Initially, I was elated to be close enough to go to family functions and see my sisters, nieces, nephew, aunts, uncles, and cousins. Knowing that I had family close by was comforting during my pregnancy. I felt confident that this was where I was supposed to be. And once I had my son, I continued to relish in the sentiment of having family near. Even their inevitable, unsolicited advice felt like a rite of passage I didn’t want to miss out on. But it also began to sink in that I was in this alone. I was now a new, single mom living in an unfamiliar place with no friend base for support, and my sisters were busy with their own kids and their own lives. No one was going to be there to help with nighttime feedings, diaper changes or doctor’s appointments. As a fiercely independent person, I was more than up to the task, but that feeling of loneliness was sobering and setting in quickly.
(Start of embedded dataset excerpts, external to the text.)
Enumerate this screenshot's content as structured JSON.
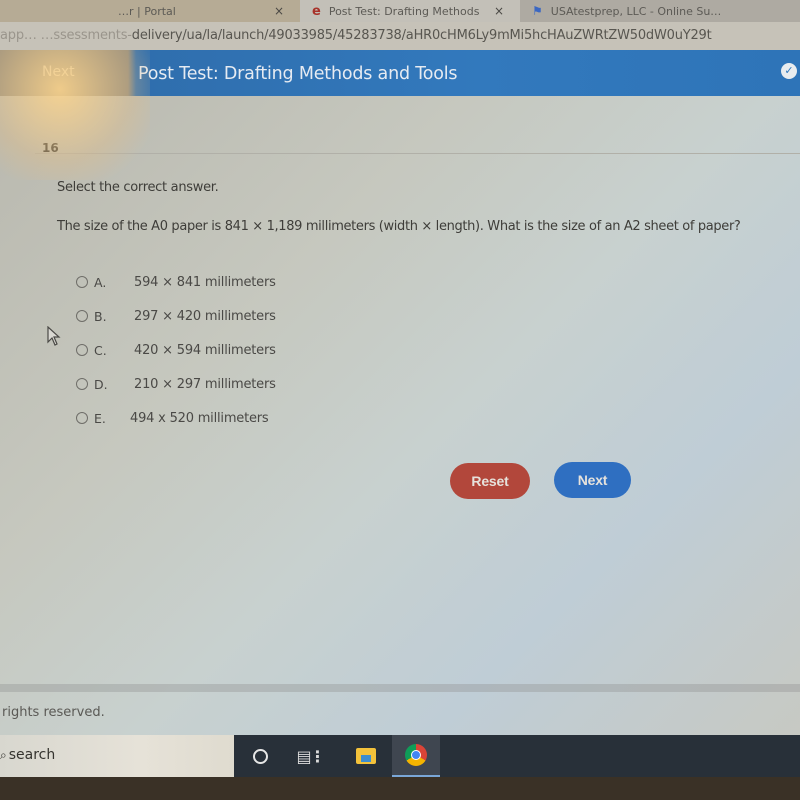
{
  "browser": {
    "tabs": [
      {
        "label": "…r | Portal",
        "active": false
      },
      {
        "label": "Post Test: Drafting Methods",
        "favicon": "edmentum-e-icon",
        "active": true
      },
      {
        "label": "USAtestprep, LLC - Online Su…",
        "favicon": "bookmark-icon",
        "active": false
      }
    ],
    "close_glyph": "×",
    "url_prefix": "app…     …ssessments-",
    "url": "delivery/ua/la/launch/49033985/45283738/aHR0cHM6Ly9mMi5hcHAuZWRtZW50dW0uY29t"
  },
  "app": {
    "nav_next_label": "Next",
    "title": "Post Test: Drafting Methods and Tools",
    "status_icon": "check-circle-icon"
  },
  "question": {
    "number": "16",
    "instruction": "Select the correct answer.",
    "text": "The size of the A0 paper is 841 × 1,189 millimeters (width × length). What is the size of an A2 sheet of paper?",
    "options": [
      {
        "letter": "A.",
        "text": "594 × 841 millimeters",
        "selected": false
      },
      {
        "letter": "B.",
        "text": "297 × 420 millimeters",
        "selected": false
      },
      {
        "letter": "C.",
        "text": "420 × 594 millimeters",
        "selected": false
      },
      {
        "letter": "D.",
        "text": "210 × 297 millimeters",
        "selected": false
      },
      {
        "letter": "E.",
        "text": "494 x 520 millimeters",
        "selected": false
      }
    ]
  },
  "actions": {
    "reset_label": "Reset",
    "next_label": "Next",
    "reset_color": "#b2473b",
    "next_color": "#2f6fc1"
  },
  "footer": {
    "text": "rights reserved."
  },
  "taskbar": {
    "search_label": "search",
    "icons": [
      "cortana-icon",
      "task-view-icon",
      "file-explorer-icon",
      "chrome-icon"
    ],
    "active_app": "chrome-icon"
  },
  "colors": {
    "header_blue": "#3279bd"
  }
}
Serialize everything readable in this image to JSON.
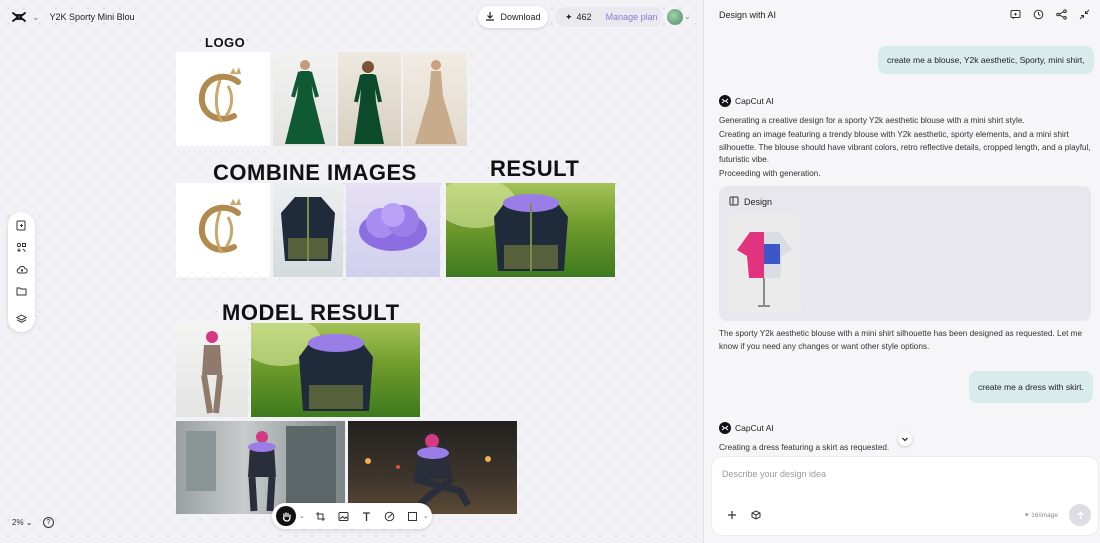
{
  "header": {
    "project_title": "Y2K Sporty Mini Blou",
    "download_label": "Download",
    "credits": "462",
    "manage_plan_label": "Manage plan"
  },
  "canvas": {
    "labels": {
      "logo": "LOGO",
      "combine": "COMBINE IMAGES",
      "result": "RESULT",
      "model_result": "MODEL RESULT"
    },
    "zoom": "2%"
  },
  "panel": {
    "title": "Design with AI",
    "messages": {
      "user_1": "create me a blouse, Y2k aesthetic, Sporty, mini shirt,",
      "ai_name_1": "CapCut AI",
      "ai_1_p1": "Generating a creative design for a sporty Y2k aesthetic blouse with a mini shirt style.",
      "ai_1_p2": "Creating an image featuring a trendy blouse with Y2k aesthetic, sporty elements, and a mini shirt silhouette. The blouse should have vibrant colors, retro reflective details, cropped length, and a playful, futuristic vibe.",
      "ai_1_p3": "Proceeding with generation.",
      "design_card_title": "Design",
      "ai_1_result": "The sporty Y2k aesthetic blouse with a mini shirt silhouette has been designed as requested. Let me know if you need any changes or want other style options.",
      "user_2": "create me a dress with skirt.",
      "ai_name_2": "CapCut AI",
      "ai_2_p1": "Creating a dress featuring a skirt as requested."
    },
    "composer": {
      "placeholder": "Describe your design idea",
      "cost": "16/image"
    }
  },
  "colors": {
    "accent_purple": "#8a7bd6",
    "user_bubble": "#d9ecec",
    "canvas_bg": "#f1f1f6"
  }
}
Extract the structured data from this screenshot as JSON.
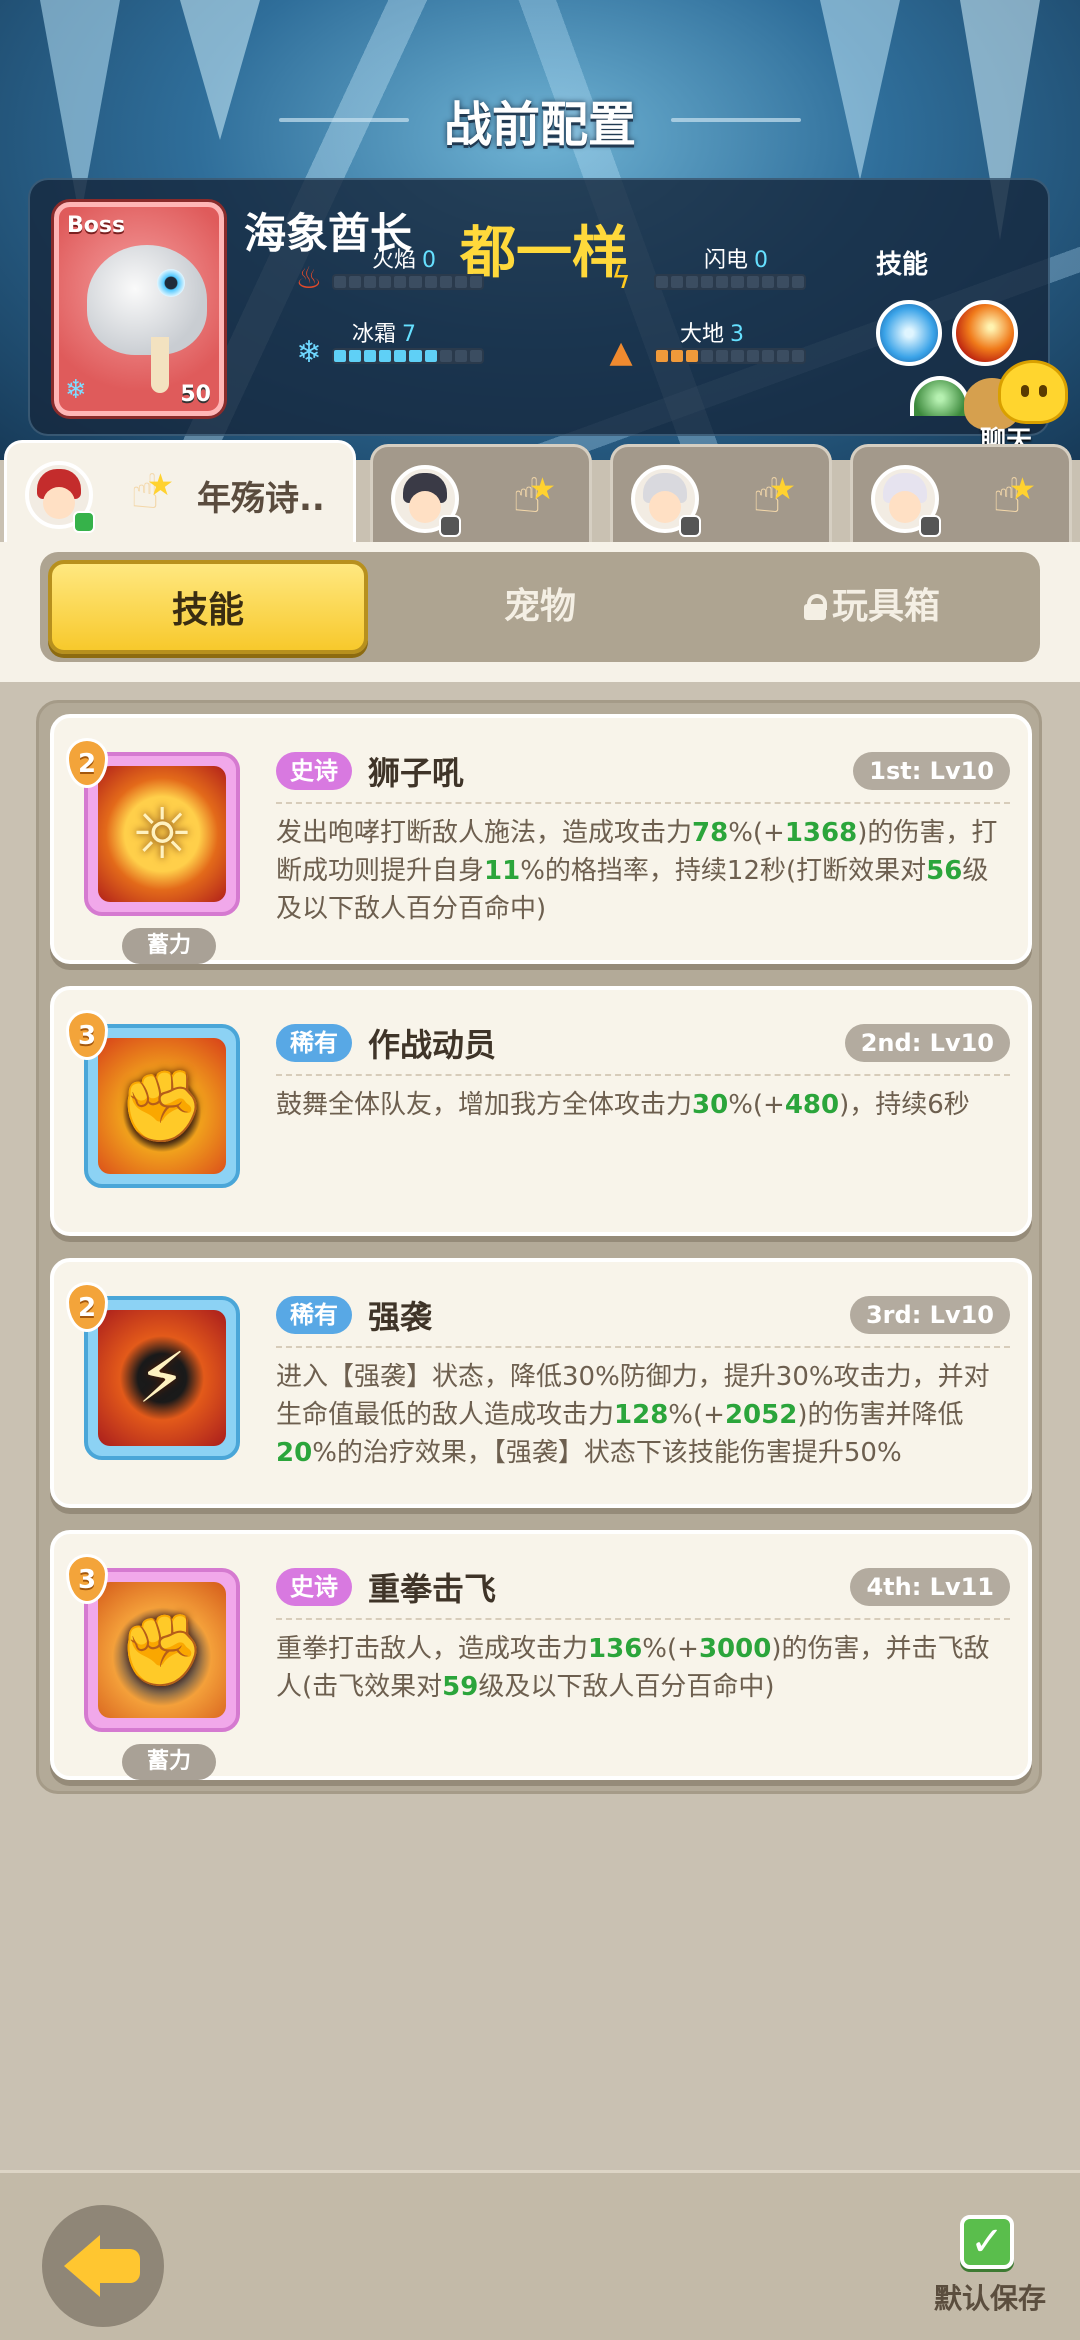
{
  "header": {
    "title": "战前配置"
  },
  "boss": {
    "tag": "Boss",
    "name": "海象酋长",
    "level": "50",
    "note": "都一样",
    "stats": [
      {
        "label": "火焰",
        "value": "0",
        "icon": "fire-icon"
      },
      {
        "label": "闪电",
        "value": "0",
        "icon": "lightning-icon"
      },
      {
        "label": "冰霜",
        "value": "7",
        "icon": "snowflake-icon"
      },
      {
        "label": "大地",
        "value": "3",
        "icon": "earth-icon"
      }
    ],
    "skills_label": "技能"
  },
  "chat": {
    "label": "聊天"
  },
  "heroes": [
    {
      "name": "年殇诗..",
      "active": true
    },
    {
      "name": "",
      "active": false
    },
    {
      "name": "",
      "active": false
    },
    {
      "name": "",
      "active": false
    }
  ],
  "tabs": {
    "skills": "技能",
    "pets": "宠物",
    "toybox": "玩具箱"
  },
  "skills": [
    {
      "cost": "2",
      "rarity": "史诗",
      "name": "狮子吼",
      "slot": "1st: Lv10",
      "charge": "蓄力",
      "desc": [
        {
          "t": "发出咆哮打断敌人施法，造成攻击力"
        },
        {
          "t": "78",
          "hl": true
        },
        {
          "t": "%(+"
        },
        {
          "t": "1368",
          "hl": true
        },
        {
          "t": ")的伤害，打断成功则提升自身"
        },
        {
          "t": "11",
          "hl": true
        },
        {
          "t": "%的格挡率，持续12秒(打断效果对"
        },
        {
          "t": "56",
          "hl": true
        },
        {
          "t": "级及以下敌人百分百命中)"
        }
      ]
    },
    {
      "cost": "3",
      "rarity": "稀有",
      "name": "作战动员",
      "slot": "2nd: Lv10",
      "desc": [
        {
          "t": "鼓舞全体队友，增加我方全体攻击力"
        },
        {
          "t": "30",
          "hl": true
        },
        {
          "t": "%(+"
        },
        {
          "t": "480",
          "hl": true
        },
        {
          "t": ")，持续6秒"
        }
      ]
    },
    {
      "cost": "2",
      "rarity": "稀有",
      "name": "强袭",
      "slot": "3rd: Lv10",
      "desc": [
        {
          "t": "进入【强袭】状态，降低30%防御力，提升30%攻击力，并对生命值最低的敌人造成攻击力"
        },
        {
          "t": "128",
          "hl": true
        },
        {
          "t": "%(+"
        },
        {
          "t": "2052",
          "hl": true
        },
        {
          "t": ")的伤害并降低"
        },
        {
          "t": "20",
          "hl": true
        },
        {
          "t": "%的治疗效果，【强袭】状态下该技能伤害提升50%"
        }
      ]
    },
    {
      "cost": "3",
      "rarity": "史诗",
      "name": "重拳击飞",
      "slot": "4th: Lv11",
      "charge": "蓄力",
      "desc": [
        {
          "t": "重拳打击敌人，造成攻击力"
        },
        {
          "t": "136",
          "hl": true
        },
        {
          "t": "%(+"
        },
        {
          "t": "3000",
          "hl": true
        },
        {
          "t": ")的伤害，并击飞敌人(击飞效果对"
        },
        {
          "t": "59",
          "hl": true
        },
        {
          "t": "级及以下敌人百分百命中)"
        }
      ]
    }
  ],
  "footer": {
    "save_label": "默认保存"
  }
}
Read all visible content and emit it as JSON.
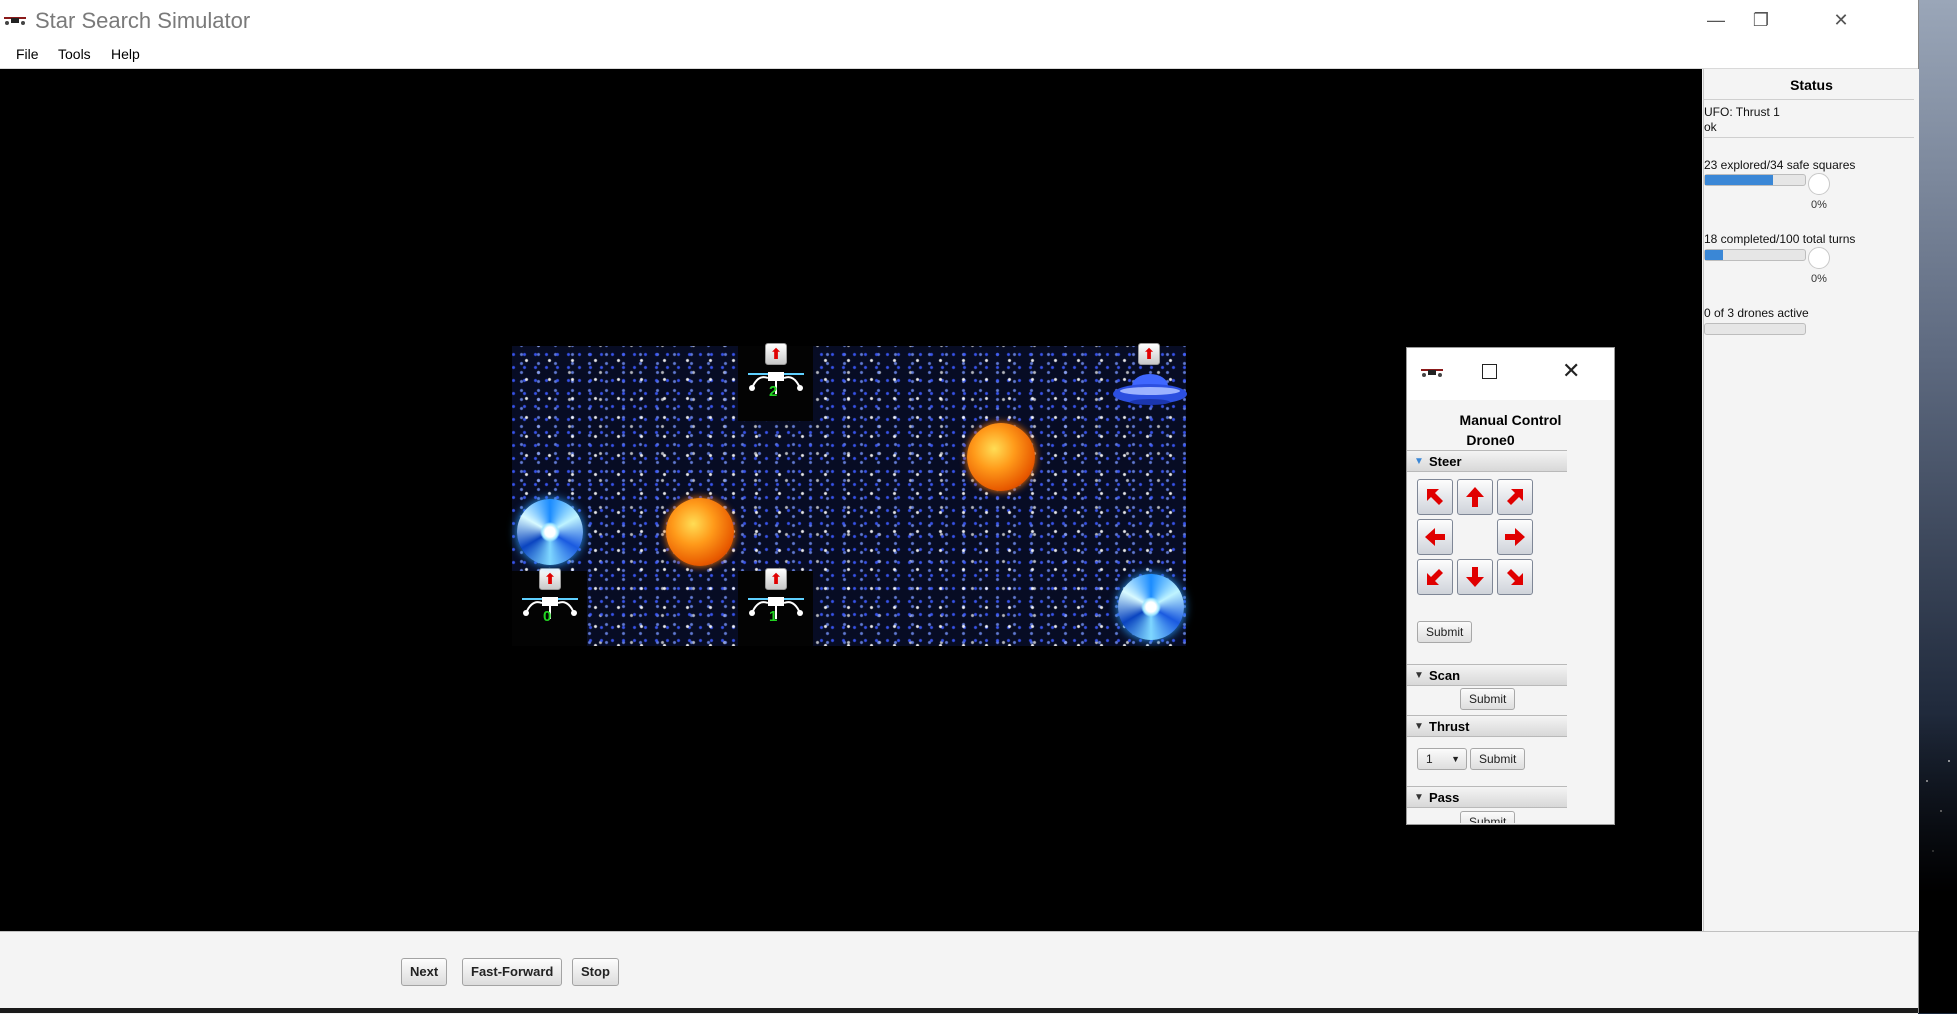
{
  "app": {
    "title": "Star Search Simulator",
    "window_controls": {
      "minimize": "—",
      "restore": "❐",
      "close": "✕"
    }
  },
  "menu": {
    "items": [
      {
        "label": "File"
      },
      {
        "label": "Tools"
      },
      {
        "label": "Help"
      }
    ]
  },
  "board": {
    "drones": [
      {
        "id": "2",
        "heading": "up"
      },
      {
        "id": "0",
        "heading": "up"
      },
      {
        "id": "1",
        "heading": "up"
      }
    ],
    "objects": [
      "sun",
      "sun",
      "wormhole",
      "wormhole",
      "ufo"
    ],
    "colors": {
      "drone_label": "#21d421",
      "heading_arrow": "#e00000",
      "ufo": "#2c4fe0"
    }
  },
  "manual_control": {
    "title_line1": "Manual Control",
    "title_line2": "Drone0",
    "sections": {
      "steer": {
        "label": "Steer",
        "submit": "Submit",
        "arrows": [
          "northwest-arrow",
          "north-arrow",
          "northeast-arrow",
          "west-arrow",
          "east-arrow",
          "southwest-arrow",
          "south-arrow",
          "southeast-arrow"
        ]
      },
      "scan": {
        "label": "Scan",
        "submit": "Submit"
      },
      "thrust": {
        "label": "Thrust",
        "value": "1",
        "submit": "Submit"
      },
      "pass": {
        "label": "Pass",
        "submit": "Submit"
      }
    }
  },
  "status": {
    "title": "Status",
    "ufo_line": "UFO: Thrust 1",
    "ufo_result": "ok",
    "explored_text": "23 explored/34 safe squares",
    "explored_progress": 0.676,
    "explored_pct": "0%",
    "turns_text": "18 completed/100 total turns",
    "turns_progress": 0.18,
    "turns_pct": "0%",
    "drones_text": "0 of 3 drones active",
    "drones_progress": 0
  },
  "bottom": {
    "next": "Next",
    "fast_forward": "Fast-Forward",
    "stop": "Stop"
  }
}
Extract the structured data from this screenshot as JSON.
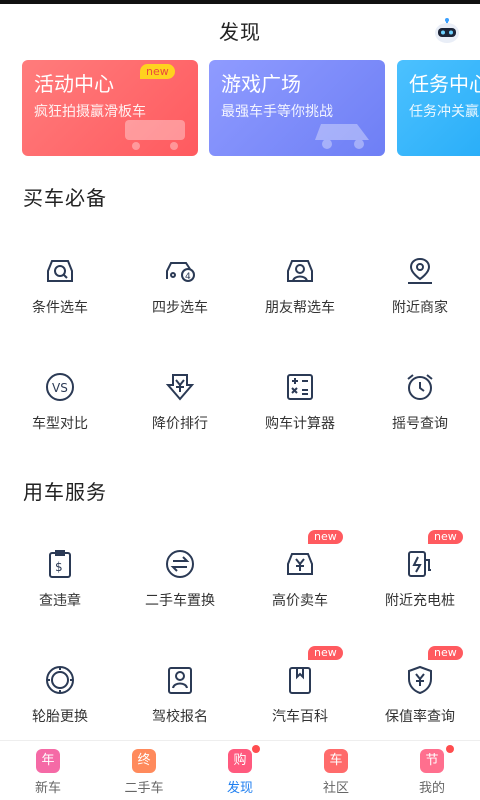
{
  "header": {
    "title": "发现"
  },
  "banners": [
    {
      "title": "活动中心",
      "subtitle": "疯狂拍摄赢滑板车",
      "badge": "new"
    },
    {
      "title": "游戏广场",
      "subtitle": "最强车手等你挑战"
    },
    {
      "title": "任务中心",
      "subtitle": "任务冲关赢"
    }
  ],
  "sections": {
    "buy": {
      "title": "买车必备",
      "items": [
        {
          "label": "条件选车",
          "icon": "car-search-icon"
        },
        {
          "label": "四步选车",
          "icon": "car-four-icon"
        },
        {
          "label": "朋友帮选车",
          "icon": "friend-help-icon"
        },
        {
          "label": "附近商家",
          "icon": "location-pin-icon"
        },
        {
          "label": "车型对比",
          "icon": "vs-icon"
        },
        {
          "label": "降价排行",
          "icon": "price-down-icon"
        },
        {
          "label": "购车计算器",
          "icon": "calculator-icon"
        },
        {
          "label": "摇号查询",
          "icon": "alarm-clock-icon"
        }
      ]
    },
    "service": {
      "title": "用车服务",
      "items": [
        {
          "label": "查违章",
          "icon": "violation-icon"
        },
        {
          "label": "二手车置换",
          "icon": "swap-icon"
        },
        {
          "label": "高价卖车",
          "icon": "sell-car-icon",
          "badge": "new"
        },
        {
          "label": "附近充电桩",
          "icon": "charger-icon",
          "badge": "new"
        },
        {
          "label": "轮胎更换",
          "icon": "tire-icon"
        },
        {
          "label": "驾校报名",
          "icon": "driving-school-icon"
        },
        {
          "label": "汽车百科",
          "icon": "book-icon",
          "badge": "new"
        },
        {
          "label": "保值率查询",
          "icon": "shield-yen-icon",
          "badge": "new"
        }
      ]
    }
  },
  "tabbar": {
    "items": [
      {
        "label": "新车",
        "glyph": "年",
        "color": "#f56aa6"
      },
      {
        "label": "二手车",
        "glyph": "终",
        "color": "#ff8a5c"
      },
      {
        "label": "发现",
        "glyph": "购",
        "color": "#ff5a7e",
        "active": true,
        "dot": true
      },
      {
        "label": "社区",
        "glyph": "车",
        "color": "#ff6b6b"
      },
      {
        "label": "我的",
        "glyph": "节",
        "color": "#ff6f8e",
        "dot": true
      }
    ]
  },
  "colors": {
    "accent": "#1f7ff0",
    "icon_stroke": "#2b3a55",
    "new_badge": "#ff5a5f"
  }
}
As a work-from-home mom, I sought out different avenues to meet people by joining a breastfeeding support group, mommy-and-me classes, and when my son was old enough, I enrolled him in preschool. We were fortunate to meet some great families—as many of us know, making friends in adulthood, and especially motherhood can be particularly challenging. I bought a house and tried to establish roots. But more than five years later, despite making a few great friends and being near family, this place still didn’t feel like home. I was still living where the sun wouldn’t shine for weeks at a time, where the harsh winters seemed to endlessly stretch for eight months of the year, and where I felt more alone and less connected than I ever had in my life.
After a week-long trip to Orlando to introduce my son to the joys of theme parks, I cried when we had to leave, dreading the awaiting cold and impending winter and solitude. Sure, the end of vacation is always sad, but this was more than that — the Midwest felt no more like home to me than it ever did and I didn’t want to go back there. It occurred to me that I was living there only to be close to my family. I was basing our entire lives around being near people who were busy with their own lives. Even when I did have to undergo two surgeries, asking for and receiving help from them was harder than I felt like it should be. I determined that it wasn’t enough. Family was not enough to keep us there. I wanted to live where we could be happiest, be outside, where sunshine was abundant, the schools were great, where we could have a better quality of life and be surrounded by friends, new and old. I wanted to be back home, in St. Johns County, Florida.
So, I sold our house and my son and I moved cross-country, back to the state I call home, into the sunshine and a new chapter in both our lives and we have never been happier. We live in a great neighborhood with great schools. We’ve made new friends and reconnected with old ones. I get to revisit my favorite places and introduce my son to them, as well as explore new places together. Not all of my family understood the move, but most accepted it. My sisters are still just a phone call away and now they have a winter getaway in St. Augustine available to them anytime. Moving back to Florida was, without question, the best decision for both my son and me, and I’m so glad I followed my happiness.